La Juive d'Alger, 1862.
Silvered, gilded and enameled bronze proof on a gilded bronze pedestal.
Signed and dated on the mantle band.
46 x 34 x 19 cm.
One flower is missing.
Provenance:
London, Sotheby's, November 29, 1991, n°130.
London, Christie's, March 17, 1994, no. 242.
Bibliography:
Charles Cordier, l'Autre et l'Ailleurs, by C. Barthe, L.de Margerie, E.Papet, M.Vigli, Éditions de la Martinière, Paris, 2004, illustrated under no. 339, p.185.

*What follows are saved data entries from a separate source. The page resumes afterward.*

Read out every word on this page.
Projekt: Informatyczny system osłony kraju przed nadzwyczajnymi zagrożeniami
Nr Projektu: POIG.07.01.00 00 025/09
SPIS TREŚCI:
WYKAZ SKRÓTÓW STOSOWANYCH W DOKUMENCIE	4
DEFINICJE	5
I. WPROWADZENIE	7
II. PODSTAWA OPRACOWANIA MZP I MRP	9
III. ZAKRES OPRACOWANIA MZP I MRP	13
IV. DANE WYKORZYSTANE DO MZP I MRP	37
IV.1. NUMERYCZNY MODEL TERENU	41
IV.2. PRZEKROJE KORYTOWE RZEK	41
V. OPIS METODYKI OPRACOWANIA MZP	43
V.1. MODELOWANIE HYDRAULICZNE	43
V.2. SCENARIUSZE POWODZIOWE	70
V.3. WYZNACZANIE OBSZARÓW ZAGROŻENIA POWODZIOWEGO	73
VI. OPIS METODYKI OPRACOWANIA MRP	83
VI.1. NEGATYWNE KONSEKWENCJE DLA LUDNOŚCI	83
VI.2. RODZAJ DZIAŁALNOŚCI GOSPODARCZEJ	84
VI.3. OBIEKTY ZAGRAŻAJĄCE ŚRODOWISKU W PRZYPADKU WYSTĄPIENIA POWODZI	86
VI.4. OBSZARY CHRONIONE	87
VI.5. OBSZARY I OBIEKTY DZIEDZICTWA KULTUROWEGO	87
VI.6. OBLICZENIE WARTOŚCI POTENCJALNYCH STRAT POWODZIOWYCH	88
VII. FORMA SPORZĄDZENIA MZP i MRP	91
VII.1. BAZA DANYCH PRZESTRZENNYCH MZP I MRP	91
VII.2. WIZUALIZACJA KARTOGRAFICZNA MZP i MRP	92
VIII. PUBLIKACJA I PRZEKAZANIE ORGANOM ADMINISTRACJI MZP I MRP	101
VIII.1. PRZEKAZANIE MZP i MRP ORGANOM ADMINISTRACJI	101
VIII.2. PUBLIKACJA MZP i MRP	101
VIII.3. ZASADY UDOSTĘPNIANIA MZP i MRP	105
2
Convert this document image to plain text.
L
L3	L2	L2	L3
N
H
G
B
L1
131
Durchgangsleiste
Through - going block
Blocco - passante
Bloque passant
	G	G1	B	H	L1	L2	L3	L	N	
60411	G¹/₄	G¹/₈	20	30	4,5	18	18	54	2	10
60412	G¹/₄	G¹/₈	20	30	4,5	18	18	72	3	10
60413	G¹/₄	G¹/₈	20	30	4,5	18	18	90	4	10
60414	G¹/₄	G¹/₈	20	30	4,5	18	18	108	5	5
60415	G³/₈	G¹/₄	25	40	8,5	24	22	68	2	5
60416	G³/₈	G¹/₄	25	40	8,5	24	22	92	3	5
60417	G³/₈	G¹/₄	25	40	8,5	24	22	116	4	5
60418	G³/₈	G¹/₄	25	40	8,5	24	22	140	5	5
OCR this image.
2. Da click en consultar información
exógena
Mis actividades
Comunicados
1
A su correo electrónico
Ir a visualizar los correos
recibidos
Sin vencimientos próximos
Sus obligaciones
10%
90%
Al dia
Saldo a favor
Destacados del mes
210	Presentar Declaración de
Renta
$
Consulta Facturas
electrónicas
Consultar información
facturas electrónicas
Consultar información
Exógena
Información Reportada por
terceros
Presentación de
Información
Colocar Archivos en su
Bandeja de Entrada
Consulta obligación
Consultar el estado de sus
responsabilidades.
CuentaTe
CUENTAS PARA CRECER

Jewish women in Algiers were more accessible models for artists than Muslim women at the time of the Conquest. Cordier's ethnographic sculptures are accompanied by another of the artist's innovative proposals: polychromy, which contrasts with the traditional whiteness of the marbles exhibited at the Salon. In France and Germany, archaeologists at the beginning of the 19th century had just rediscovered the almost erased polychromy of ancient architecture and sculpture.
The "Juive d'Alger" came in a wide range of rich materials: silver and gilded bronze, marble, onyx, porphyry, enamels and precious stones. The opulent Second Empire, with its sumptuous interiors, adopted Cordier's brilliant, precious art.